La création de l’ADERLY, la définition des missions et le mode de gestion choisi marquent ainsi le retour du milieu économique local dans la gestion des affaires économiques de l’agglomération, qui se réorganise pour avoir plus d’influence sur la conduite de la politique économique et de l’aménagement du territoire au niveau local. La construction d’une capacité d’expertise économique et territoriale locale par le Comité d’expansion lyonnais, apte à participer à la définition de la politique économique dans l’agglomération lyonnaise, a en effet été contrariée par l’intervention dominatrice des services de l’Etat durant les années 1960 (voir supra, Section 2). La création de l’ADERLY offre donc une nouvelle possibilité pour le patronat lyonnais de participer activement à l’orientation et à la conduite de la politique économique locale, par l’entremise de la CCIL, le partenariat avec les autorités politiques de l’agglomération (COURLY) lui conférant en outre une nouvelle légitimité pour intervenir dans le débat public.

L’ADERLY est toutefois contestée dans sa forme décisionnelle et organisationnelle par les élus de l’opposition socialo-communiste à la COURLY et par les représentants des syndicats de salariés, qui reprochent ouvertement le parti pris de l’association, favorable aux grandes entreprises et aux chefs d’entreprises, au détriment des intérêts des travailleurs et de la société civile de l’agglomération lyonnaise. Ils sont tenus en dehors de l’association (les représentants de la COURLY sont issus de la majorité en place et les syndicats ouvriers ne sont pas représentés), qui s’ouvre en revanche aux représentants des grandes firmes implantées dans l’agglomération (Elf, EDF, Berliet – RVI, CNR, Delle-Alsthom…) et aux représentants des services publics techniques ou administratifs (OREAM, DDE, SERL, Mission régionale…).

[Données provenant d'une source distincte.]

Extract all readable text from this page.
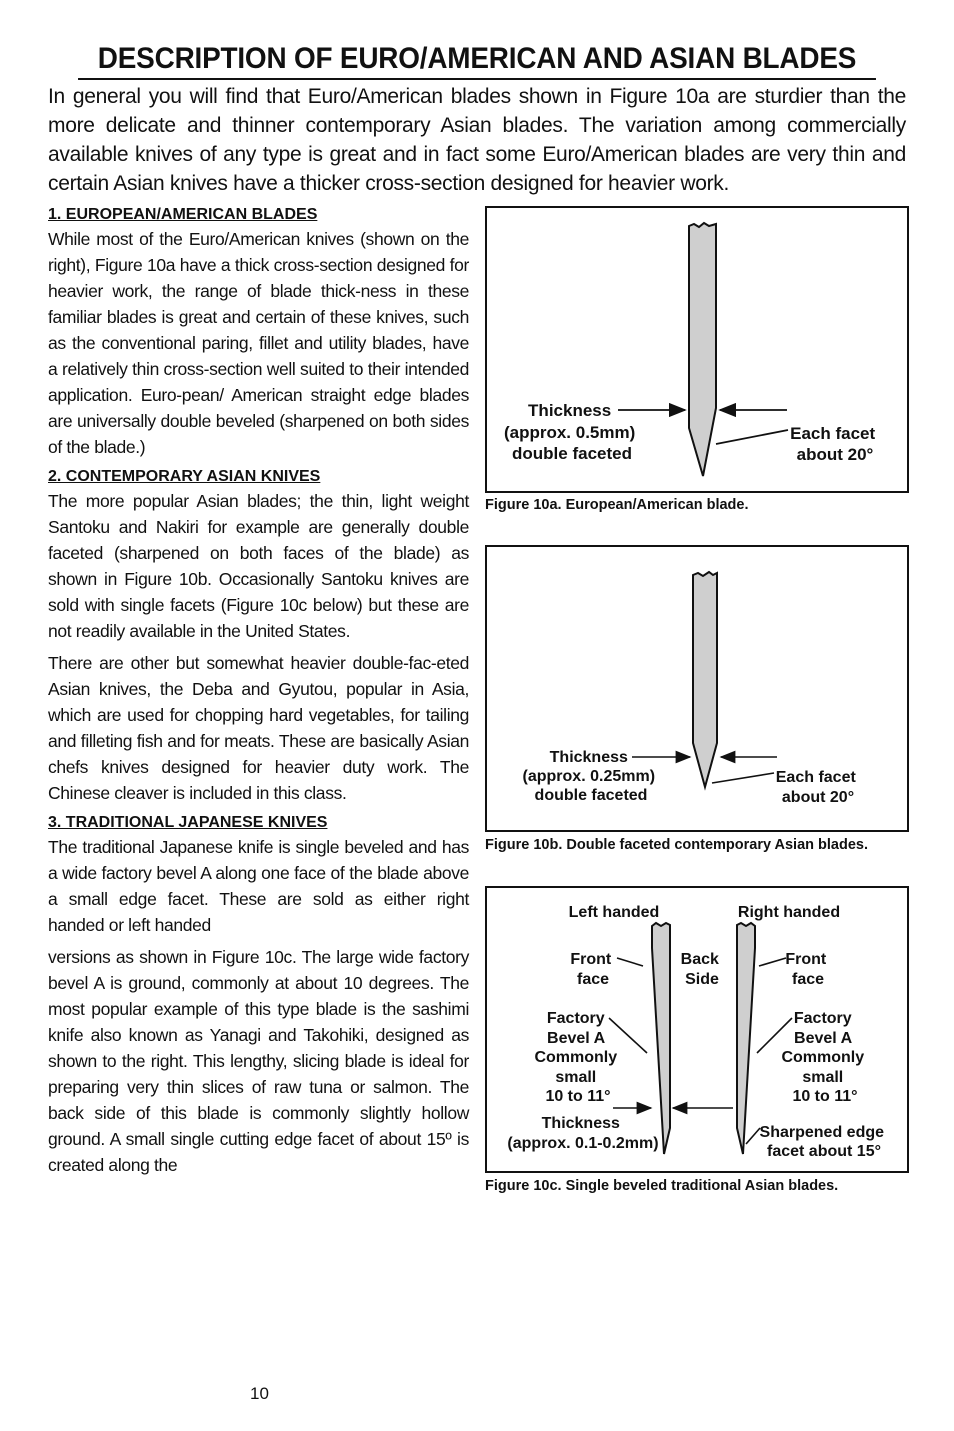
DESCRIPTION OF EURO/AMERICAN AND ASIAN BLADES

In general you will find that Euro/American blades shown in Figure 10a are sturdier than the more delicate and thinner contemporary Asian blades. The variation among commercially available knives of any type is great and in fact some Euro/American blades are very thin and certain Asian knives have a thicker cross-section designed for heavier work.

1. EUROPEAN/AMERICAN BLADES

While most of the Euro/American knives (shown on the right), Figure 10a have a thick cross-section designed for heavier work, the range of blade thick-ness in these familiar blades is great and certain of these knives, such as the conventional paring, fillet and utility blades, have a relatively thin cross-section well suited to their intended application. Euro-pean/ American straight edge blades are universally double beveled (sharpened on both sides of the blade.)

2. CONTEMPORARY ASIAN KNIVES

The more popular Asian blades; the thin, light weight Santoku and Nakiri for example are generally double faceted (sharpened on both faces of the blade) as shown in Figure 10b. Occasionally Santoku knives are sold with single facets (Figure 10c below) but these are not readily available in the United States.

There are other but somewhat heavier double-fac-eted Asian knives, the Deba and Gyutou, popular in Asia, which are used for chopping hard vegetables, for tailing and filleting fish and for meats. These are basically Asian chefs knives designed for heavier duty work. The Chinese cleaver is included in this class.

3. TRADITIONAL JAPANESE KNIVES

The traditional Japanese knife is single beveled and has a wide factory bevel A along one face of the blade above a small edge facet. These are sold as either right handed or left handed

versions as shown in Figure 10c. The large wide factory bevel A is ground, commonly at about 10 degrees. The most popular example of this type blade is the sashimi knife also known as Yanagi and Takohiki, designed as shown to the right. This lengthy, slicing blade is ideal for preparing very thin slices of raw tuna or salmon. The back side of this blade is commonly slightly hollow ground. A small single cutting edge facet of about 15º is created along the

Thickness (approx. 0.5mm) double faceted
Each facet about 20°
Figure 10a. European/American blade.
Thickness (approx. 0.25mm) double faceted
Each facet about 20°
Figure 10b. Double faceted contemporary Asian blades.
Left handed	Right handed
Front face
Back Side
Front face
Factory Bevel A Commonly small 10 to 11°
Factory Bevel A Commonly small 10 to 11°
Thickness (approx. 0.1-0.2mm)
Sharpened edge facet about 15°
Figure 10c. Single beveled traditional Asian blades.
10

La prise de pouvoir du patronat dans l’élaboration et la conduite de la nouvelle politique économique de l’agglomération lyonnaise s’appuie ainsi sur l’accord tacite et le partenariat institutionnel conclus avec les autorités politiques locales, mais également sur celui plus implicite des autorités gouvernementales nationales. Ce système de participation et de gestion partenariale de l’action publique est mis en œuvre dans l’agglomération lyonnaise dès le début des années 1970, avant même la survenue avérée de la crise économique. Il s’apparente beaucoup à ce que désigne la notion de gouvernance (voir supra, 1ère partie). Il permet notamment de faire pénétrer les idées et la manière, propres au monde des entreprises, d’aborder les questions économiques au cœur des modes de gestion de l’action publique et des démarches de définition et de conduite de la politique économique locale.

Notes
160.

« Adoption des statuts à la COURLY à l’unanimité », Bref Rhône-Alpes, 01/05/1974. Source : Archives du GIL-MEDEF Lyon-Rhône.

161.

Masson J.-P., « Lyon redécouvre sa vocation industrielle », Le Progrès, 07/05/1974. Source : Archives du GIL-MEDEF Lyon-Rhône.

162.

« Adoption des statuts à la COURLY à l’unanimité », Bref Rhône-Alpes, 01/05/1974. Source : Archives du GIL-MEDEF Lyon-Rhône.

163.

Conférence de presse organisée par L. Pradel le 9 juillet 1973. Source : Archives du GIL-MEDEF Lyon-Rhône.

164.

Compagnie Générale d’Electricité.

165.

Péchiney Ugine Kuhlmann.

166.

Trassoudaine L., « Les dossiers de la rentrée : créer des emplois. Un projet pour industrialiser l’Ouest lyonnais », L’Echo Liberté, 16/09/1972. Source : Archives du GIL-MEDEF Lyon-Rhône.